Recall is measured, not assumed. Never ship a PQ index on faith. Build a small ground-truth set by running exact (brute-force) search on a sample of queries, then check what fraction of those true neighbors your PQ index returns — this is recall@k. Tune m, the number of IVF buckets you probe (nprobe), and your rerank depth against that number. The right configuration is the one that hits your recall target at your memory budget, and it can only be found empirically.
Asymmetric beats symmetric. Always keep the query vector at full precision and compare it against the quantized database codes (asymmetric distance), rather than quantizing the query too. Quantizing both sides is slightly cheaper but throws away accuracy for no real gain, since the query side is computed only once anyway.
PQ approximates distance, not identity. Because two different vectors can round to the same set of centroid IDs, PQ can never tell you a vector is exactly a certain item — only that it is close. For tasks that need exact matches (deduplication, lookups by ID) PQ is the wrong tool. It is built for nearest-neighbor search, where "close enough" is the whole point.
It rides on top of your index, not instead of it. PQ is a storage-and-distance technique; you still need an indexing structure — IVF buckets, an HNSW graph, or a flat scan — to decide which vectors to compare. Most vector databases expose PQ as a configuration option on top of their index rather than as a standalone mode, so the practical question is usually "IVF + PQ with what m and nprobe," not "PQ yes or no."

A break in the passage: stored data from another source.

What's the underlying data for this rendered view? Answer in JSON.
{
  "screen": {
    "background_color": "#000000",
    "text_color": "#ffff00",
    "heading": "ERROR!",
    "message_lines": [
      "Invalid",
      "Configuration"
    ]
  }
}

Where to go next: study how IVF and graph indexes choose candidates in approximate nearest neighbor search, make sure you understand the distance metric your embeddings expect via cosine similarity vs dot product, and read the FAISS documentation, where IVFPQ and OPQ are first-class building blocks you can configure with a short index string.
FAQ
What is product quantization in simple terms?
It is a compression method for embedding vectors. You split each vector into several chunks, build a small catalogue (codebook) of typical chunks, and replace each chunk with the ID of its closest catalogue entry. A long list of floats becomes a handful of bytes, shrinking memory by 10-30x or more while keeping enough information to find approximate nearest neighbors.
How much memory does product quantization save?
Typically 10-30x, and more in aggressive settings. A 1536-dimension float32 vector is about 6 KB; with 96 one-byte codes it drops to 96 bytes, roughly a 64x reduction before index overhead. The exact saving is m × nbits / 8 bytes per vector, where m is the number of chunks and nbits is usually 8.
What is the difference between PQ and IVFPQ?
PQ is the compression step: it shrinks each vector and lets you estimate distances from the codes. IVF is a separate step that clusters vectors into buckets so you only search the few buckets nearest a query. IVFPQ combines them — IVF reduces how many vectors you scan, PQ reduces how costly each one is — which is the standard recipe for billion-scale search.
Does product quantization hurt search accuracy?
Yes, somewhat. Because PQ stores an approximation, the distances it computes are estimates and the true nearest neighbor can occasionally be ranked too low. You manage this by tuning the number of chunks, using OPQ, and reranking a shortlist of candidates with exact distances. The goal is to keep recall high enough for your use case at the memory budget you can afford.
How is product quantization different from binary quantization?
Binary quantization keeps only one bit per dimension (the sign of each value), so it is extremely compact and fast via XOR but loses a lot of accuracy and usually needs a rerank pass. Product quantization splits the vector into chunks and learns a codebook per chunk, which costs a training step but generally preserves more accuracy for a given size. PQ trades simplicity for a better size-to-recall ratio.
What does the 'm' parameter control in PQ?
m is the number of chunks each vector is split into, which equals the number of bytes in the compressed code when you use 8-bit codes. A larger m gives a finer approximation and higher recall but bigger codes and less compression; a smaller m gives tinier codes but a coarser, lossier approximation. The embedding dimension should divide evenly by m.